The new system also brings with it great transitional complexities as companies and their lawyers plough through thousands of pages of legislation, regulations and explanatory memorandum. However, once companies complete the transition there will be increased flexibility and simplicity.

For companies and their employees there is no avoiding the WorkChoices rollout, and the best way forward is to embrace it.

There are a number of key areas that employers should look at.

First is to establish Workplace Agreements, individual or collective. Companies wishing to deal with employees individually should use Australian Workplace Agreements. Companies wishing to deal with one or more groups of employees, employers should use Employee Collective Agreements (non-union) or Union Collective Agreements. Companies establishing new business operations could also use Employer or Union Green-fields Agreements.

WorkChoices presents an opportunity for companies to look at their overall employment conditions and to re-assess what they do regarding workplace relations as a whole. Employers may be able to put in a more consistent and fairer structure across the board with benefits that better attract and retain candidates in a market beset by skills shortages.

The new system also means that employers and employees don’t have to worry about being dragged into an Industrial Commission because they want an agreement which needs to be certified. It’s much simpler.

Second, employers have to make sure there is no “prohibited content” in their Workplace Agreements. These include things like compelling union involvement in negotiations, locking out unions from negotiations, restrictions on the use of independent contractors and providing a remedy for unfair dismissal or for union right of entry. Where Workplace Agreements contain prohibited content the prohibited clauses are unenforceable and the employer faces civil penalties of up to $6,600 per offence.

Under WorkChoices, some basic terms and conditions will be subject to the Australian Fair Pay and Condition Standard (AFPCS). These will be minimum safety net standards.

Third, companies should expect that over time individual employees will be more active in negotiating, even appointing bargaining agents. Traditionally individual employees have played little part in negotiating for their own conditions of employment. The common scenario has been for an employee to apply for a job and then accept it or not, chiefly based on pay.

WorkChoices will likely see a gradual cultural shift in the way employers and employees conduct their business together. In time, employees will be expected to bargain for their terms and conditions, eg working hours, penalty rates, leave arrangements, sick leave etc.

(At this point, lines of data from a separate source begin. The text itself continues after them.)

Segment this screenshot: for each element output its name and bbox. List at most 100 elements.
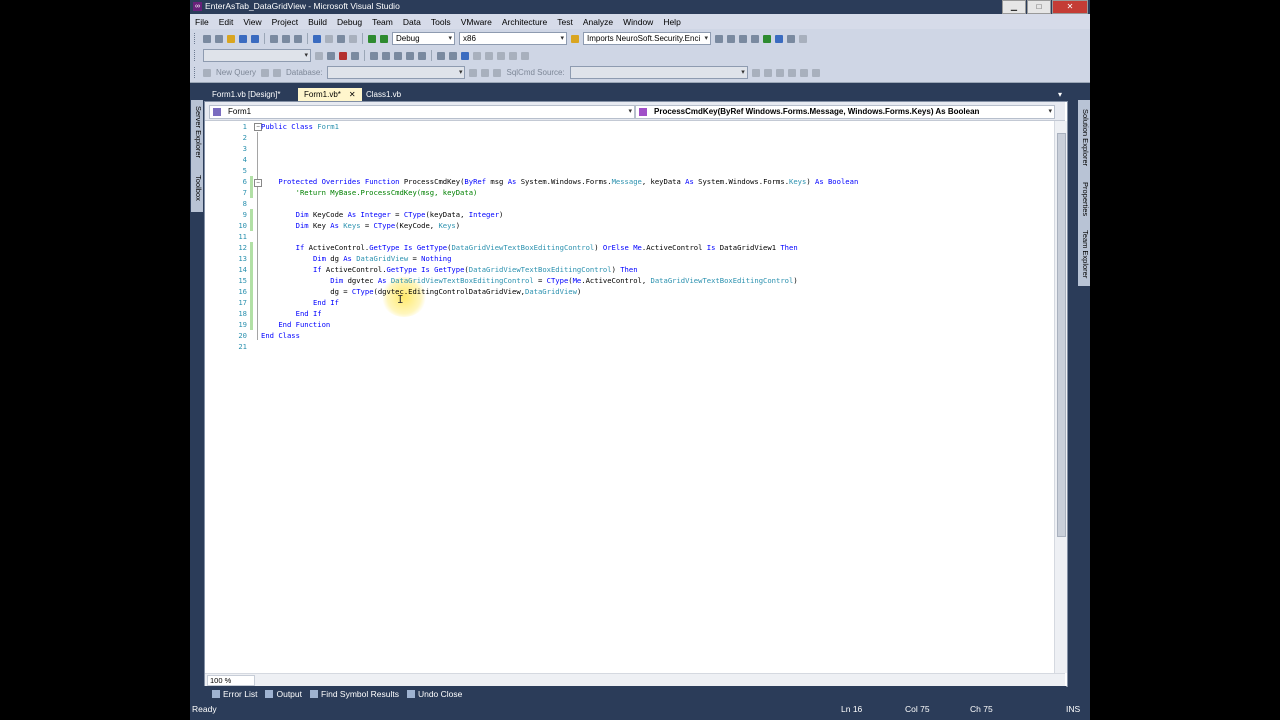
- menu-architecture[interactable]: Architecture: [497, 17, 552, 27]
- find-in-files-icon[interactable]: [571, 34, 579, 43]
- navigate-forward-icon[interactable]: [349, 34, 357, 43]
- undo-icon[interactable]: [313, 34, 321, 43]
- toolbar-options-icon[interactable]: [521, 51, 529, 60]
- tab-form1-design[interactable]: Form1.vb [Design]*: [206, 88, 286, 101]
- text-results-icon[interactable]: [787, 68, 796, 77]
- minimize-button[interactable]: ▁: [1002, 0, 1026, 14]
- quick-info-icon[interactable]: [382, 51, 390, 60]
- file-results-icon[interactable]: [799, 68, 808, 77]
- code-line[interactable]: 18 End If: [205, 308, 1050, 319]
- scrollbar-thumb[interactable]: [1057, 133, 1066, 537]
- statistics-icon[interactable]: [763, 68, 772, 77]
- team-explorer-tab[interactable]: Team Explorer: [1078, 222, 1090, 286]
- code-line[interactable]: 17 End If: [205, 297, 1050, 308]
- chevron-down-icon[interactable]: ▾: [1058, 90, 1062, 99]
- save-all-icon[interactable]: [251, 34, 259, 43]
- next-bookmark-icon[interactable]: [485, 51, 493, 60]
- menu-test[interactable]: Test: [552, 17, 578, 27]
- redo-icon[interactable]: [325, 34, 333, 43]
- code-line[interactable]: 14 If ActiveControl.GetType Is GetType(D…: [205, 264, 1050, 275]
- code-line[interactable]: 5: [205, 165, 1050, 176]
- parse-icon[interactable]: [481, 68, 490, 77]
- menu-help[interactable]: Help: [658, 17, 685, 27]
- code-line[interactable]: 7 'Return MyBase.ProcessCmdKey(msg, keyD…: [205, 187, 1050, 198]
- code-line[interactable]: 11: [205, 231, 1050, 242]
- horizontal-scrollbar[interactable]: 100 %: [205, 673, 1065, 686]
- solution-configuration-dropdown[interactable]: Debug: [392, 32, 455, 45]
- properties-tab[interactable]: Properties: [1078, 176, 1090, 222]
- menu-build[interactable]: Build: [303, 17, 332, 27]
- code-line[interactable]: 12 If ActiveControl.GetType Is GetType(D…: [205, 242, 1050, 253]
- toolbar-grip[interactable]: [194, 33, 198, 44]
- close-window-button[interactable]: ✕: [1052, 0, 1088, 14]
- menu-window[interactable]: Window: [618, 17, 658, 27]
- paste-icon[interactable]: [294, 34, 302, 43]
- sqlcmd-source-dropdown[interactable]: [569, 66, 748, 79]
- menu-debug[interactable]: Debug: [332, 17, 367, 27]
- code-line[interactable]: 16 dg = CType(dgvtec.EditingControlDataG…: [205, 286, 1050, 297]
- clear-bookmarks-icon[interactable]: [497, 51, 505, 60]
- vertical-scrollbar[interactable]: [1054, 121, 1067, 673]
- info-icon[interactable]: [315, 51, 323, 60]
- disconnect-icon[interactable]: [273, 68, 282, 77]
- decrease-indent-icon[interactable]: [406, 51, 414, 60]
- extension-manager-icon[interactable]: [775, 34, 783, 43]
- maximize-button[interactable]: □: [1027, 0, 1051, 14]
- toolbar-grip[interactable]: [194, 50, 198, 61]
- stop-icon[interactable]: [339, 51, 347, 60]
- menu-file[interactable]: File: [190, 17, 214, 27]
- menu-view[interactable]: View: [238, 17, 266, 27]
- code-area[interactable]: − − I 1 Public Class Form1 2 3 4 5 6 Protected…: [205, 121, 1050, 671]
- menu-team[interactable]: Team: [367, 17, 398, 27]
- solution-explorer-tab[interactable]: Solution Explorer: [1078, 100, 1090, 176]
- connect-icon[interactable]: [261, 68, 270, 77]
- code-line[interactable]: 20 End Class: [205, 330, 1050, 341]
- start-without-debugging-icon[interactable]: [380, 34, 388, 43]
- execute-sql-icon[interactable]: [469, 68, 478, 77]
- server-explorer-tab[interactable]: Server Explorer: [191, 100, 203, 164]
- cut-icon[interactable]: [270, 34, 278, 43]
- grid-results-icon[interactable]: [775, 68, 784, 77]
- database-dropdown[interactable]: [327, 66, 466, 79]
- properties-icon[interactable]: [727, 34, 735, 43]
- previous-bookmark-icon[interactable]: [473, 51, 481, 60]
- tab-form1-code[interactable]: Form1.vb* ✕: [298, 88, 362, 101]
- menu-vmware[interactable]: VMware: [456, 17, 497, 27]
- parameter-info-icon[interactable]: [370, 51, 378, 60]
- tab-class1[interactable]: Class1.vb: [360, 88, 407, 101]
- empty-dropdown[interactable]: [203, 49, 311, 62]
- menu-tools[interactable]: Tools: [426, 17, 456, 27]
- results-to-icon[interactable]: [493, 68, 502, 77]
- solution-explorer-icon[interactable]: [715, 34, 723, 43]
- toolbox-icon[interactable]: [751, 34, 759, 43]
- undo-close-tab[interactable]: Undo Close: [406, 689, 462, 699]
- zoom-level-dropdown[interactable]: 100 %: [207, 675, 255, 686]
- code-line[interactable]: 1 Public Class Form1: [205, 121, 1050, 132]
- find-dropdown[interactable]: Imports NeuroSoft.Security.Enci: [583, 32, 711, 45]
- new-query-button[interactable]: New Query: [216, 68, 256, 77]
- toolbar-options-icon[interactable]: [799, 34, 807, 43]
- comment-lines-icon[interactable]: [437, 51, 445, 60]
- code-line[interactable]: 2: [205, 132, 1050, 143]
- code-line[interactable]: 6 Protected Overrides Function ProcessCm…: [205, 176, 1050, 187]
- code-line[interactable]: 13 Dim dg As DataGridView = Nothing: [205, 253, 1050, 264]
- code-line[interactable]: 8: [205, 198, 1050, 209]
- code-line[interactable]: 10 Dim Key As Keys = CType(KeyCode, Keys…: [205, 220, 1050, 231]
- code-line[interactable]: 3: [205, 143, 1050, 154]
- navigate-backward-icon[interactable]: [337, 34, 345, 43]
- start-debugging-icon[interactable]: [368, 34, 376, 43]
- type-dropdown[interactable]: Form1 ▾: [209, 105, 635, 119]
- code-line[interactable]: 15 Dim dgvtec As DataGridViewTextBoxEdit…: [205, 275, 1050, 286]
- close-tab-icon[interactable]: ✕: [349, 90, 356, 99]
- code-line[interactable]: 9 Dim KeyCode As Integer = CType(keyData…: [205, 209, 1050, 220]
- code-line[interactable]: 4: [205, 154, 1050, 165]
- uncomment-lines-icon[interactable]: [449, 51, 457, 60]
- code-line[interactable]: 19 End Function: [205, 319, 1050, 330]
- plan-icon[interactable]: [751, 68, 760, 77]
- toolbox-tab[interactable]: Toolbox: [191, 164, 203, 212]
- save-icon[interactable]: [239, 34, 247, 43]
- error-list-tab[interactable]: Error List: [212, 689, 257, 699]
- solution-platform-dropdown[interactable]: x86: [459, 32, 567, 45]
- new-project-icon[interactable]: [203, 34, 211, 43]
- member-dropdown[interactable]: ProcessCmdKey(ByRef Windows.Forms.Messag…: [635, 105, 1055, 119]
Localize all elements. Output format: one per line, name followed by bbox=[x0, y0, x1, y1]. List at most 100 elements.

Finally, when terminating employment companies should recognise that while there is reduced unfair dismissal risk because of exclusion for companies with 100 or less employees, because of increase in the qualifying period from three months to six months and because of exemption in respect of “genuine operational reasons”, they are still subject to unlawful dismissal rules.

Unlawful dismissal includes dismissing employees because of their age, race, colour religion, family responsibilities or because of their trade union membership or activities outside work hours, etc.

Unlike unfair dismissal claims that are heard in the Industrial Relations Commission, where the onus is on the employee to prove their case, unlawful dismissal claims are heard in the Federal Court system and the onus is reversed requiring the employer to prove that the dismissal was not unlawful.

Employers involved in unfair dismissal claims seeking to rely on the defence that a dismissal was for “genuine operational reasons” will need to make sure they can prove that the dismissal was due to genuine economic, technological, structural or similar reasons relating to the employer’s business.

For companies WorkChoices will open up a substantially simpler environment for making more flexible workplace agreements in the future, however, the transitional arrangements will prove quite complex in the short term.